Effects of process variables on the powder yield of spray-dried trehalose on a laboratory spray-dryer

A systematic examination is presented of the effects of process variables on the powder yield of amorphous trehalose obtained from the Büchi Model 191 laboratory-scale mini spray dryer. By using a specially made, narrow cyclone the powder yield could be greatly improved at all process temperatures examined. Calculations of the separation efficiencies of the improved cyclone and the manufacturer's standard cyclone are given, which show that the former's higher tangential particle velocity at the radius of the exit duct is responsible for the improved performance. The powder yield increases with higher process temperatures, owing to improved droplet drying and reduced droplet/particle deposition on the walls of the drying chamber. A maximum in the powder yield is reached, however, after which it decreases sharply.

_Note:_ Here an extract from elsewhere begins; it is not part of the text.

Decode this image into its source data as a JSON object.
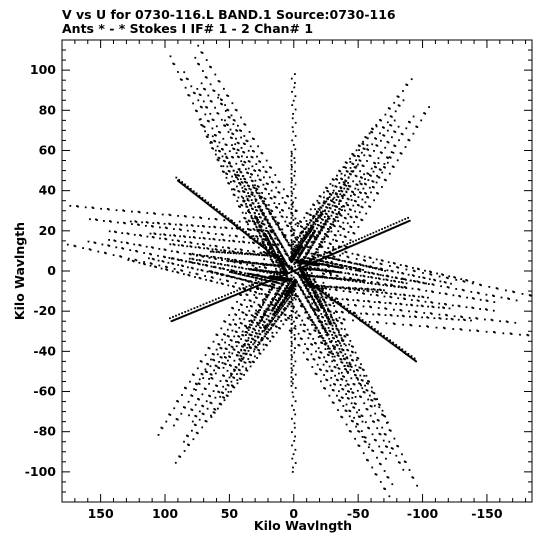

This is caused by heating of the cyclone wall to >10 °C above the so-called 'sticky point' of the trehalose, causing increased particle deposits on the walls of the tower and cyclone. Increasing liquid feed flow rate or decreasing atomizing air flow rate too extensively were both detrimental to powder yield. The drying air flow rate should be as high as possible to ensure sufficient enthalpy throughput to dry the trehalose adequately to give a high powder yield. The enthalpy balance calculation for drying trehalose with the new cyclone was used successfully to interpret the results obtained. Some recommendations for optimizing powder yield of an amorphous material are given.